Cambodia’s stance has drawn increasing scrutiny as protests intensify in Hong Kong, highlighted by a recent standoff between student protesters and security officials at the Hong Kong Baptist University, which saw the campus shrouded in tear gas and smoke from Molotov cocktails.
Phay Siphan signaled that nothing has changed from Cambodia’s point of view.
“We classify Hong Kong as the territory of China and that there should not or must not be interference from others for any reason at all,” he said.
Similar statements of support
On the issue of noninterference, China made similar comments in support of Cambodia during Phnom Penh’s crackdown on the country’s political opposition, NGOs and media organizations starting in 2017.
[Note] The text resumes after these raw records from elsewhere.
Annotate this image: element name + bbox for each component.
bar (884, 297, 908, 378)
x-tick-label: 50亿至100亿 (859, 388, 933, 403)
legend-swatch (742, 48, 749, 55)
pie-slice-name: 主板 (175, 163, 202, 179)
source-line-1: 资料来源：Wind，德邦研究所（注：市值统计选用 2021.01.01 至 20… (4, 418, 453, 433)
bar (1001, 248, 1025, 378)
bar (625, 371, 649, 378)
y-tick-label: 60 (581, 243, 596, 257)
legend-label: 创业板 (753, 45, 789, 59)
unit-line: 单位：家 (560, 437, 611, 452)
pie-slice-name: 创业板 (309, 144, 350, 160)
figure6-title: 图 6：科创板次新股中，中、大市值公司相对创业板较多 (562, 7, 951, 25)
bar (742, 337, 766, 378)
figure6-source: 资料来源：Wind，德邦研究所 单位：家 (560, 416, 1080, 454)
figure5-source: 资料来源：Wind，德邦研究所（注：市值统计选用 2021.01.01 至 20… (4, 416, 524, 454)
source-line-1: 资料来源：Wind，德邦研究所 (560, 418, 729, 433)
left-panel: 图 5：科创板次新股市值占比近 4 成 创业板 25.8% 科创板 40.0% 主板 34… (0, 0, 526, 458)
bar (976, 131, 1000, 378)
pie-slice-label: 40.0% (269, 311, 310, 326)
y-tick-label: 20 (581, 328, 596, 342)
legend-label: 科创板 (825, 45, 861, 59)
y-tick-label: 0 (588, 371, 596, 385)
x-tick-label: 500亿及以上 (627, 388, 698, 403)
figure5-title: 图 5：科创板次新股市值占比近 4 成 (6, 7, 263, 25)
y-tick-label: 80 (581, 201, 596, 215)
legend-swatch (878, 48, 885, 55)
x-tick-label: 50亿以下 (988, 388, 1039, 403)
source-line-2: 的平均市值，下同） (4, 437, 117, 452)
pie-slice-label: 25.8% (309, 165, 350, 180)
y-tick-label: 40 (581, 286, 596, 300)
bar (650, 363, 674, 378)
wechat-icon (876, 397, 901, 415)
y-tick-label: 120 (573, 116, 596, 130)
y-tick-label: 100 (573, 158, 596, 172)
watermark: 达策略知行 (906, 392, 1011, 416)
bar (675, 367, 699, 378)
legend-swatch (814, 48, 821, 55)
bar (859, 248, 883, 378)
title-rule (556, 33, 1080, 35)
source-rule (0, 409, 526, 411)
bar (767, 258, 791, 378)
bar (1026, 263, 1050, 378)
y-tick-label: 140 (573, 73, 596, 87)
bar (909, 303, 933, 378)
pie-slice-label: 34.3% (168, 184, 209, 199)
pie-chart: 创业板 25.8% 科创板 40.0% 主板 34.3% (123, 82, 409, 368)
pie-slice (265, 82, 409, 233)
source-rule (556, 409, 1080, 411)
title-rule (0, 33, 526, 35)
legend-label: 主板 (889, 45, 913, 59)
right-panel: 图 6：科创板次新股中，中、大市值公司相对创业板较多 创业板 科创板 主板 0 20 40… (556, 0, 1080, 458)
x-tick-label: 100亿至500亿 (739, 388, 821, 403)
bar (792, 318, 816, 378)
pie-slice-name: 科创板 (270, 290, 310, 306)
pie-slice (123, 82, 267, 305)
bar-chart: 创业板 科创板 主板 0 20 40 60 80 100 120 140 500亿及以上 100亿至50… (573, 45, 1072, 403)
In August, Cambodia first issued a statement supporting China’s effort to quell protests in Hong Kong. In response, China’s embassy in Phnom Penh released a Khmer-language statement thanking Cambodia for its support on a sensitive and divisive issue.
Where does US stand?
Earlier this week, the U.S. Congress passed the Hong Kong Human Rights and Democracy Act that requires an annual review of Hong Kong’s trade status and sanctions for officials involved in human rights abuses. Another bill would prohibit the sale of nonlethal munitions to Hong Kong.
White House officials initially indicated President Donald Trump would sign the bills into law. Friday, however, Trump gave mixed signals on what he intends to do.
“We have to stand with Hong Kong, but I’m also standing with [Chinese] President Xi [Jinping],” Trump said on Fox News.
The bills have elicited strong reactions from Chinese state media, with the Chinese Communist Party-controlled Global Times labeling it the “Support Hong Kong Violence Act.” The Chinese government and state media have accused the U.S. of inciting unrest in Hong Kong.
How much sway does US have?
In Cambodia, Phay Siphan weighed in on the U.S. legislation, saying the bills would have little sway over Beijing.
“I see the world order today and the United States does not have influence on the issue of Chinese sovereignty at all,” he said.
Chheang Vannarith, an analyst with the Asia Vision Institute in Cambodia, echoed Beijing’s position.
“The interference of the United States has been the cause of prolonging the situation and making it increasingly complicated,” he said. “Without foreign interference, the situation might have been in control.”
By contrast, Cambodia-based political analyst Lao Monghay said the U.S. has consistently sided with democratic movements across the world.
American advocacy, he said, “is a weapon to resist control by the Chinese system, be it in Hong Kong, other countries, and the world.”
Hul Reaksmey of VOA Khmer contributed to this report.